Now that Barack Obama's photo-op safari through the Middle East is over -- "Look, Obama-nation, I bagged the Western Wall!" -- I find there's still that detail about Jordan's King Abdullah II himself chauffeuring America's Sen. Obama (also himself) to the airport worth lingering over.
There the two men were, alone on the road -- at least, alone on the road in the middle of a full-metal motorcade -- cruising in the king's Mercedes 600 to the candidate's "Change you can believe in" Boeing 757 charter jet. What did they talk about?
Since the traveling press didn't even find out about what was discussed at the preceding dinner at the Jordanian palace, it's unlikely the rest of us will learn much about the even more private drive. Indeed, that same night, Fox's Bonney Kapp describes a mini media revolt after takeoff over two Obama campaign advisers' attempts to brief reporters on the plane about the Abdullah dinner "on background" (meaning not for attribution), which prompted one adviser, a former Clinton administration official, to declare "the briefing had to be on background because in all my years with the White House I never read-out a meeting on the record."
Kapp reports: "Press reminded the adviser that Obama was not the president, nor was this a White House trip."
Did the adviser then say -- "Well, slap my knee. I completely forgot Obama wasn't the president and that this wasn't a White House trip"?
Not exactly. Kapp notes: "The pair left without divulging details."
Oh well. We still have our imagination. On that moonlit drive, maybe Abdullah and Barack compared notes, say, on democracy versus monarchy. Given that the senator from Illinois considers this week abroad to be, as he put it on "Face the Nation," a quest for "substantive discussions with people like President Karzai or Prime Minister al-Maliki or President Sarkozy or others who (sic) I expect to be dealing with over the next eight to 10 years," maybe he asked the king for advice on sticking around even after his second term-and-a-half expires. Then again, maybe that's too presumptuous even for a presumptive nominee -- or is that vice versa?
On the whole, it's probably easier to imagine what wasn't said. For example, I seriously doubt Obama piped up from his bucket seat: "My middle name is the same as your father's first name." And here's a substantive question the U.S. senator surely didn't ask the Jordanian monarch: How is it that "honor killing" isn't a serious crime in Jordan, but that the Jordanian court system has brought criminal charges against a dozen European citizens, including Dutch politician Geert Wilders, for their attitudes on Islam as expressed in their own countries?
Somehow, I imagine, "Nice car you have, King," is probably more like it.
Another intriguing opportunity for discussion came (and probably went) when Obama later met with Palestinian Authority President Mahmoud Abbas in Ramallah -- "a Palestinian flag between them and photographs of the late Palestinian leader (sic) Yasir Arafat and of Mr.
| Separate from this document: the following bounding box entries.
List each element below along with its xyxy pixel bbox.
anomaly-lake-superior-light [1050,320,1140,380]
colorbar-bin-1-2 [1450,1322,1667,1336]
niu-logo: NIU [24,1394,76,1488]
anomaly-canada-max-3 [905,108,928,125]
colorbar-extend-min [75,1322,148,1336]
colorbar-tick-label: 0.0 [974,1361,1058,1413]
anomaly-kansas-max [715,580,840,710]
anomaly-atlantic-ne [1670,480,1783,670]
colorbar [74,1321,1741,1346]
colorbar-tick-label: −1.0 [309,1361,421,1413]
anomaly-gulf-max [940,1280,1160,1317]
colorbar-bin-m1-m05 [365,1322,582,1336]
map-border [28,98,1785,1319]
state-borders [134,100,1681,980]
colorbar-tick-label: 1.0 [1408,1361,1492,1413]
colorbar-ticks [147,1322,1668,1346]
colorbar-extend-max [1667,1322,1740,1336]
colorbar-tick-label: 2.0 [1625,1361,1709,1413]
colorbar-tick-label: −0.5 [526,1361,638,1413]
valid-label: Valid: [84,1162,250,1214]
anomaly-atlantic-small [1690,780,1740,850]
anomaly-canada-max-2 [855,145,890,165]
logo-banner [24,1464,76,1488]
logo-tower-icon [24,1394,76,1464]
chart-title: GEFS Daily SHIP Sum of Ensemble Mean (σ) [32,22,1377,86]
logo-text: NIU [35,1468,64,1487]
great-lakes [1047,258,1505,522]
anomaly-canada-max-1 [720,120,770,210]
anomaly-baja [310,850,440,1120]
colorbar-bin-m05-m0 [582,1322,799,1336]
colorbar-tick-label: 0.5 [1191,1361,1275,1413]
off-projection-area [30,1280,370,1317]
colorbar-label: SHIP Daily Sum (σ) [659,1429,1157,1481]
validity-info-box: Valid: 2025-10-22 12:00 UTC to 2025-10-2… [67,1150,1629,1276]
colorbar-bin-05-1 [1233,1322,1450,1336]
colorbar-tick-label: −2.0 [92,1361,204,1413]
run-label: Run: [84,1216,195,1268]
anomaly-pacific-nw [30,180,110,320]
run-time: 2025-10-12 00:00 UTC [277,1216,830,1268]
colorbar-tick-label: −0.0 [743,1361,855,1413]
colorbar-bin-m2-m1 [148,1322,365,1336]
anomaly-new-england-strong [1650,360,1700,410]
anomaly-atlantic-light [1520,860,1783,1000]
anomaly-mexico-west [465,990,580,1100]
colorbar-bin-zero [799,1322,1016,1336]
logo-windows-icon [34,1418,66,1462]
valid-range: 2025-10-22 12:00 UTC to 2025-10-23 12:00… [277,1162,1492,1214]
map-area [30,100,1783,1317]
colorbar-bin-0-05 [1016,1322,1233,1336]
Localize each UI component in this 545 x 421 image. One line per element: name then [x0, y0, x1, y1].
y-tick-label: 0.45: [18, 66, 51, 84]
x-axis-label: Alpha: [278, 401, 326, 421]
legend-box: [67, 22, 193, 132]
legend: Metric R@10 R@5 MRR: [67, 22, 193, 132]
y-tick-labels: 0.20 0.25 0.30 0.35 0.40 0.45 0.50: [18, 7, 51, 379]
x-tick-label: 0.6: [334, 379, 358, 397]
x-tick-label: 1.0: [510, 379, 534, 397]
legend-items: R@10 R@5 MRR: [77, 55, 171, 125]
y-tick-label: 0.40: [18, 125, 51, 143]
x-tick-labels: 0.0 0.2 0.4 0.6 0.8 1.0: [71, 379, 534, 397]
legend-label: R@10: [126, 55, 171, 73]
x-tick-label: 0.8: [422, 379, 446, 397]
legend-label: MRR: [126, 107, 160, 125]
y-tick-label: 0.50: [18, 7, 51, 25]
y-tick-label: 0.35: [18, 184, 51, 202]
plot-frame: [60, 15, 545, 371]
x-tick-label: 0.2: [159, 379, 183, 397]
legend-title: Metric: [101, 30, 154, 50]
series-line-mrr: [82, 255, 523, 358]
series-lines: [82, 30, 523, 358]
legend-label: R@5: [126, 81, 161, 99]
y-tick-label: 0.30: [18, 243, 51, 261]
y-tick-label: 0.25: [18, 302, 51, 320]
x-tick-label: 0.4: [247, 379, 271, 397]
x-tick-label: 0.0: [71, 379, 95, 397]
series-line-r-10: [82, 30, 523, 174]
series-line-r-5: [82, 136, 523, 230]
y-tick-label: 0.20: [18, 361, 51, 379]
Abbas himself on the wall behind them," as The New York Times rather luridly put it.
Did Obama, in the ensuing hour of closeted discussion, ever ask: President Abbas, how do you expect to be considered a "peace partner" -- let alone receive hundreds of millions of U.S. dollars -- when, as widely reported in your government-controlled media this month, you just "sent blessings" to the family of Samir Kuntar, the notorious child-murdering terrorist recently released by Israel? And why does Fatah -- supposedly the "moderates" in these parts -- lavish praise on Dalal Mughrabi, whose remains Israel also released? Mughrabi led the worst terror attack in Israel's history (37 dead, including 12 children), but Fatah has exalted her for "the most gloried sacrifice action in the history of the Palestinian-Israeli struggle."
I doubt such questions occurred to Obama. Why should they? The candidate was there to generate campaign pictures. With this PR mission in mind, it didn't make sense, for example, to ask during his meeting with Iraqi Prime Minister Nouri al-Maliki, why, according to a recent and widely publicized Der Spiegel interview, the Iraqi leader's chief concern these days appears to be gaining the legal right "to prosecute offenses or crimes committed by U.S. soldiers against our (Iraq's) population." What's up with that, Nouri -- not enough U.S. blood and treasure spent in Iraq yet? The answering look of apoplexy would surely spoil any campaign photo.
Of course, across the political aisle, the McCain campaign isn't exactly burning with curiosity over such questions, either. Which is precisely our national problem. We need a leader who seeks such status-quo-changing answers.